The Appian Way is one of the earliest ancient Roman roads, stretching for more than 700 km from Rome to Brindisi on the south-east coast of Italy.

It was the brainchild of Appius Claudius, a Roman censor, who was blind but had a very acute mind. He realised that goods, travellers, carts and, most important of all, the army could move more quickly over paved roads than unpaved tracks. After his idea was accepted, work began in 312 BC on what would become the most important Roman road.

Appius Claudius personally supervised the workmen and stone-masons and tested the levelness of the blocks that comprise the road with his own bare feet. These blocks, made from volcanic basalt, were arranged in the manner of a mosaic and fitted together so perfectly that they have not been dislodged by traffic or the passage of time. Where the original surface can still be seen, it is possible to see the care with which the road was constructed more than two thousand years ago.

The Romans called this road Regina Viarum, the Queen of Roads. It ran firstly to Capua before being extended to Brindisi, although Emperor Trajan, several centuries later, would build a branch road to reach Brindisi by an easier route.

Many difficulties had to be overcome in creating the Appian Way. These included marshes, broken ground, and masses of rock that had to be levelled. The engineering skills needed to build this road were highly sophisticated.

In ancient times the road was lined by temples and villas, tombs and monuments.
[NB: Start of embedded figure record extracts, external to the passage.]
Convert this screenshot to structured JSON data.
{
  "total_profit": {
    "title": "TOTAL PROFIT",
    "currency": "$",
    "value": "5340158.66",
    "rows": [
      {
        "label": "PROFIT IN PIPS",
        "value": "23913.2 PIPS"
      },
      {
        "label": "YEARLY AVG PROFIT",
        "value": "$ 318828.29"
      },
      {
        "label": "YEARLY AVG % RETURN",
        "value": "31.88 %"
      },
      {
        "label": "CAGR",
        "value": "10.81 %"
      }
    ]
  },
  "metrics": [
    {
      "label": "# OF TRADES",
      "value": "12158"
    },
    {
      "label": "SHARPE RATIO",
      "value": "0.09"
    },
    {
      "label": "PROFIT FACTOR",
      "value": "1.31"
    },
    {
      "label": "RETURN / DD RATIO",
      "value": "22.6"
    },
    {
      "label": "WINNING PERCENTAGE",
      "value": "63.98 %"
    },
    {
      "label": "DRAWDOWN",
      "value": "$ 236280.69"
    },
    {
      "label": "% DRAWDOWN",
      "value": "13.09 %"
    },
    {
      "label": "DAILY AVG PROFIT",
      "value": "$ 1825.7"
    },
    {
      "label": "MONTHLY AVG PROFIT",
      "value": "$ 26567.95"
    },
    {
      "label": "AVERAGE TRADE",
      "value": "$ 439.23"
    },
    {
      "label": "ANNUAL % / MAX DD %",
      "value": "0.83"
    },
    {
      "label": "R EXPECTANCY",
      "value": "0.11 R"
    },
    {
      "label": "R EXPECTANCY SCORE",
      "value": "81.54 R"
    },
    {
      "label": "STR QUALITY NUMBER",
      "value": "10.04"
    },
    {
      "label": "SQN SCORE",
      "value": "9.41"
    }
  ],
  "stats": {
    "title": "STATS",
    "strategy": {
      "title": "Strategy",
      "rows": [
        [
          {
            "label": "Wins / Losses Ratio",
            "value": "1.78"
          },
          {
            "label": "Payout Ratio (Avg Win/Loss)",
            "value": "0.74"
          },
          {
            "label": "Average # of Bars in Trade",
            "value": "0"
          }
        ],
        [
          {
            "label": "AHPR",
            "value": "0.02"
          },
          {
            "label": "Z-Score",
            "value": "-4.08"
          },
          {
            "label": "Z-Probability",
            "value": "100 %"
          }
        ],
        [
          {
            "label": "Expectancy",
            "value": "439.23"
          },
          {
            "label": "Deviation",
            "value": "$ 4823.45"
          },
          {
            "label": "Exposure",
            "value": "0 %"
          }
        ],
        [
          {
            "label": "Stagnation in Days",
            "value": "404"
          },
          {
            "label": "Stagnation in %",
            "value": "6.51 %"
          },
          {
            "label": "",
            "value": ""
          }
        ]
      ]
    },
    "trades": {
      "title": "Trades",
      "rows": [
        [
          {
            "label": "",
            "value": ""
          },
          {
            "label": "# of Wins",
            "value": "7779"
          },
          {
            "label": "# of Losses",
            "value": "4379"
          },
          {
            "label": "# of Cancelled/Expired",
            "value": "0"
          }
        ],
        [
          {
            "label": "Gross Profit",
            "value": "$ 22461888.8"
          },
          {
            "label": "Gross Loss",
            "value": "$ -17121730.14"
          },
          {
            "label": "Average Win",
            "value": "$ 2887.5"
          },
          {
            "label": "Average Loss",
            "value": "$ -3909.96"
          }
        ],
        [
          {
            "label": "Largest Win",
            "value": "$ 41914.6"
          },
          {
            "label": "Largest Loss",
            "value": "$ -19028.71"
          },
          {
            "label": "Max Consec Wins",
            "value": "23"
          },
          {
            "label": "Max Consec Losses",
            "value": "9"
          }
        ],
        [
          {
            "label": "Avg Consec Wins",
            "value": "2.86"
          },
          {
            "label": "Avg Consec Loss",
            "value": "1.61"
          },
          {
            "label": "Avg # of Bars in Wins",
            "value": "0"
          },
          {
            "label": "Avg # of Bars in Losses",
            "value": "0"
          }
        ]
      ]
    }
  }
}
Many historical events are associated with the Appian Way, including the suicide of the great philosopher Seneca, who died at a villa on the Appian Way having slit his wrists on the orders of Emperor Nero. The slave result of Spartacus was put down with great slaughter by the Romans, who crucified 6,000 rebels along the Appian Way in 71 BC.

Although much of the original route has been lost in more recent years, a great deal of the Appian Way has been preserved. This includes a stretch that is the longest straight road in Europe, a distance of 62 km.